The Census provides two types of data we need, geospatial and tabular. The exercises in this book will use Census Tract Level Data for St. Louis County.

Getting Census Tract Tigerline Files

Go to the Census TIGER/Line Shapefiles page.

  • Select year: 2010
  • Select layer type: Census Tract
  • Submit
  • State: Missouri
    • County: St. Louis County
    • Download

The Census tables can be retrieved from the Census’s Data and Maps Page. Census.gov provides the Decennial Census (10yr) as well as the American Community Survey (estimates between the decennial census).

If you are unable to get historical data from the Census site, another useful tool is IPUMS NHGIS.

Using the advanced search in Census.gov, filter for the following.

1. Go to the Explore Census Data page and do a separate Advanced Searches for tables for housing, income, and race.

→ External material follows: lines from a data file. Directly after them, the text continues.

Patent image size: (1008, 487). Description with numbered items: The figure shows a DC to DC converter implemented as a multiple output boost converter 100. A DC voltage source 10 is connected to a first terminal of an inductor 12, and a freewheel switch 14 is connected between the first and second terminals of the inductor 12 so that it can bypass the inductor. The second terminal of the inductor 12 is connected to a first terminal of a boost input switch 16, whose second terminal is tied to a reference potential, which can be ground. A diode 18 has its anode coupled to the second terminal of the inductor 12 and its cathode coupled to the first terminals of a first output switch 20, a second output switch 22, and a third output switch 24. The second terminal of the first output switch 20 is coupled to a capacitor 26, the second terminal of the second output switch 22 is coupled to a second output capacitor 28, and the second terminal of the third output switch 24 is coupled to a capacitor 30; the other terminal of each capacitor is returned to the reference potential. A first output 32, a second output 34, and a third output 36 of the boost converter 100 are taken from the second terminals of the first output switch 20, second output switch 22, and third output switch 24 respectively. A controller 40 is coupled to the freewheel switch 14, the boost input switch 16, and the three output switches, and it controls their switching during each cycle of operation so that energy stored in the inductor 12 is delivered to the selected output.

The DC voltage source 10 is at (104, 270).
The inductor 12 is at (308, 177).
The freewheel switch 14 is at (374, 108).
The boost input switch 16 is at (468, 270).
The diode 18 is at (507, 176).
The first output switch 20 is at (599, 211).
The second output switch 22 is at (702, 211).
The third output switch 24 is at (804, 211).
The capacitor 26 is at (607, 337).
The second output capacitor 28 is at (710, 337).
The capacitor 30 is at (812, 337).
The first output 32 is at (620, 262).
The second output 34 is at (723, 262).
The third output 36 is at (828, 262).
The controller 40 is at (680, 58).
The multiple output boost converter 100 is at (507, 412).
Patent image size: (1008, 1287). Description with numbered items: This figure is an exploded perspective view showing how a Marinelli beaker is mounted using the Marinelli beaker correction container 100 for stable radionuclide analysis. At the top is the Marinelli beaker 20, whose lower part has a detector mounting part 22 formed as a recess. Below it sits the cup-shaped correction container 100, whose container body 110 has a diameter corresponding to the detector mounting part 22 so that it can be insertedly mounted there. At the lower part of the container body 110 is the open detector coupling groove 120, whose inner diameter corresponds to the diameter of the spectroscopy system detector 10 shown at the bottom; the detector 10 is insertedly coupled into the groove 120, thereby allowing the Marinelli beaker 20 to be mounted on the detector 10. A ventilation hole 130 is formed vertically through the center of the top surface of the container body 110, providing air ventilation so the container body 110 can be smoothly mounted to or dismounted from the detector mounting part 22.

Screenshot of Census dialog
Screenshot of filter from Census Data Portal
Geographies
  • Census Tracts
    • Missouri
      • St. Louis County
        • All Census Tracts in St. Louis County Missouri

I recommend gathering these topic tables separately.

Topics
  • Housing
    • Download 2010 table DPO2 (zip file)
    • Remove topic filters, keep geography filters
Topics
  • Income and Poverty
    • Download 2010 table S1901 (zip file)
    • Remove topic filters, keep geography filters
Topics
  • Race
    • Download 2010 table B02001 (zip file)

2. Getting Floodways

These are made available through St. Louis County Open Data Portal.

Search: flood

  • Select Flood Hazard Areas, 1% Annual Chance
    • Select FEMA Floodways
    • Download shapefile dataset

3. Getting Sinkhole Data and School Locations

MSDIS  stands for Missouri Spatial Data Information Service, and it houses a variety of data sources for the state.

You can find schools by searching for schools.

  • Download the .shp file

You can find sinkholes by searching for sinkholes

  • Download the 2018 sinkholes .shp file.

4. Datasets can be found here.

Cleaning Data

The open refine symbol.Software for cleaning data:

First go to Open Refine and download software specific to your operating system (e.g. OpenRefine 3.9.3 for MacOS)

The cleaning we will need to do is on the Census tables. Our tables require a few basic actions:

  1. Prepare the data so it will successfully join.
  2. Ensure numerical columns will be read as numbers.
  3. Remove any unnecessary information.
  4. Document our changes

You will remember from earlier chapters that we can join tabular data to geospatial data. However, we can only accomplish this if we have a field that meets all the criteria for joining.

Requirements for a successful join

Screenshot from QGIS application
  • Join fields must contain matching values (a unique identifier is an ideal value for joining)
  • Join fields must be the same data format (e.g., string, integer, etc.)
  • Field headers must not contain spaces or special characters
  • Field values are clean and standardized
  • Field headers should not use reserved words (e.g., date,” “day,” “month,” “table,” “text,” “user,” “when,” “where,” “year,” or “zone”)
  • Table is in an incompatible format

Identifier values match:

Our project will require us to join our Census tables to our Tigerline Files. The Census uses a field called Geoid to accomplish this.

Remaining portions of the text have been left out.